À 15 ans, il admirait Conchita Wurst, la diva à barbe qui avait remporté l'Eurovision. Cinq ans plus tard, Bilal Hassani, devenu lui aussi une égérie queer, participera à son tour au concours musical européen, où il défendra les couleurs de la France.

Avec ses perruques, son maquillage et son style lorgnant du côté de Kim Kardashian - les courbes en moins -, il est devenu en quelques semaines une sensation sur les réseaux sociaux, où il doit toutefois faire face à une campagne de haine.

« Je suis très fier de représenter mon pays en étant 100 % moi-même, malgré les gens qui ont pu me dire sur l'internet que je ne représentais pas la France », a affirmé dimanche soir sur France 2 le jeune homme d'origine marocaine.

S'il plaide à sa façon pour l'acceptation de soi et repousse les codes classiques de la masculinité, en empruntant au vestiaire féminin tout en s'affirmant comme homme, il fait fi de ceux qui doutaient du potentiel d'un « Arabe avec une perruque ».

« Pas dans les codes »

« C'est encore aujourd'hui un combat [de se faire accepter]. Il y a beaucoup de haine, beaucoup de choses qui pourraient m'affaiblir, me donner l'impression que je devrais peut-être arrêter, me brider et me censurer », a-t-il confié.

Sa chanson Roi a éclipsé des chanteurs confirmés comme Chimène Badi ou Emmanuel Moire, et a raflé la mise samedi soir, grâce aux votes des téléspectateurs de Destination Eurovision, l'émission qui désigne le candidat français pour le concours final en mai, en Israël.  

J'suis pas dans les codes, ça dérange beaucoup, chante Bilal Hassani dans Roi, coécrite par le tandem Madame Monsieur, arrivé 13e à l'Eurovision en 2018 avec Mercy (sur le drame des migrants).  

« L'écriture et la création de ce morceau m'ont beaucoup aidé. C'était vraiment thérapeutique », précise le chanteur, qui assure ne pas vouloir « donner de l'attention à la haine ».

« Déjà plus de 1500 gazouillis insultants, discriminants ou menaçants en raison de son orientation [sexuelle] ou de son apparence », a fait savoir le collectif Urgence Homophobie, qui s'est associé à Stop Homophobie pour attaquer en justice « chaque personne qui a insulté, discriminé ou menacé » en ligne le jeune chanteur.

Son succès est lié à sa personnalité flamboyante (lui parle de « fabulosité ») et à ses messages positifs.  

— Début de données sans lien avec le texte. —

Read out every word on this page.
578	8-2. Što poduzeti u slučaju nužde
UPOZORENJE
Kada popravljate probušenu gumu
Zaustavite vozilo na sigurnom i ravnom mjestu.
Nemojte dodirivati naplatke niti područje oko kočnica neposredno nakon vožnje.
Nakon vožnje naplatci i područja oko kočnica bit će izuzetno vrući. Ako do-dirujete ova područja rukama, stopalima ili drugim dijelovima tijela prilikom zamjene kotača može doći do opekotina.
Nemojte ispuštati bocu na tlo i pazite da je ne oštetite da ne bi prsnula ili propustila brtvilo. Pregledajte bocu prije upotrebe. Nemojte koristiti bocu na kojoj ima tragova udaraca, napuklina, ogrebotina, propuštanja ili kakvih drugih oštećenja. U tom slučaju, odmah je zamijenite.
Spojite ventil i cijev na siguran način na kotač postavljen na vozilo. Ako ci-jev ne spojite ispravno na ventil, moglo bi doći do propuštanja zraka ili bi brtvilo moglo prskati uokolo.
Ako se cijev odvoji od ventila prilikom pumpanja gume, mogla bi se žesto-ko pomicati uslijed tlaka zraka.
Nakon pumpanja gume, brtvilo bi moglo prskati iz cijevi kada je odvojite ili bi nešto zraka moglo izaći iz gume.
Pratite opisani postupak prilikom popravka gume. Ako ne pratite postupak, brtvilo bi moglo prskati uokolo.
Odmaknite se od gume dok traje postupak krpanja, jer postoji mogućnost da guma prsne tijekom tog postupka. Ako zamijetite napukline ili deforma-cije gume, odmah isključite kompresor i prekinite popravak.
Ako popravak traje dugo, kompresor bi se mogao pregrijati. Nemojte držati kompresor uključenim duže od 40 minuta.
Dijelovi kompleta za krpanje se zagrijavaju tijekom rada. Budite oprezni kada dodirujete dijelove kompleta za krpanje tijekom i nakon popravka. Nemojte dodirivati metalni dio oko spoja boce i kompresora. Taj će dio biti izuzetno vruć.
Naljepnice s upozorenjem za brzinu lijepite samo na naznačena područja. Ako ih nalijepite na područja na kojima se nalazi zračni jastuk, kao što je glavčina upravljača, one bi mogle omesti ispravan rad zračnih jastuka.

« Il faut savoir aussi que, depuis que j'ai 9 ans, je suis accro à l'Eurovision, autant pour l'enjeu artistique que pour la symbolique : toutes ces cultures et ces différences que la musique réunit, il y a une vraie magie dans ce grand spectacle », confie-t-il sur Instagram à ses admirateurs, qu'il appelle sobrement « mes vies ».

Roi pourrait le placer à l'Eurovision dans les pas de France Gall et de Marie Myriam, la dernière gagnante française en 1977. Vu plus de 6 millions de fois, le clip montre Bilal, petit brun aux cheveux courts chanter, avant de s'affirmer quelques années plus tard avec une apparence plus travaillée.

Passionné de musique et de chanteuses à voix à la Beyoncé, Bilal Hassani a suivi dès l'enfance des cours de chant et de danse tous azimuts.

À 15 ans, il apparaît dans la deuxième saison de l'émission télévisée The Voice Kids et se fait remarquer avec sa reprise de Rise Like a Phoenix de Conchita Wurst - une prestation en forme de renaissance.  

Il devient peu après Youtubeur : sur la plateforme où il popularise son tonitruant « Bonjour Paris  », il révèle son homosexualité, publie des vidéos de maquillage et des reprises de ses idoles.  

Le tout avec humour et un sens certain de la mise en scène.

Remarqué par Janet Jackson, gratifié d'une entrevue dans la revue spécialisée Billboard, Bilal Hassani doit sortir son premier album au printemps chez la maison de disques Low Wood. Et il n'a pas encore 20 ans.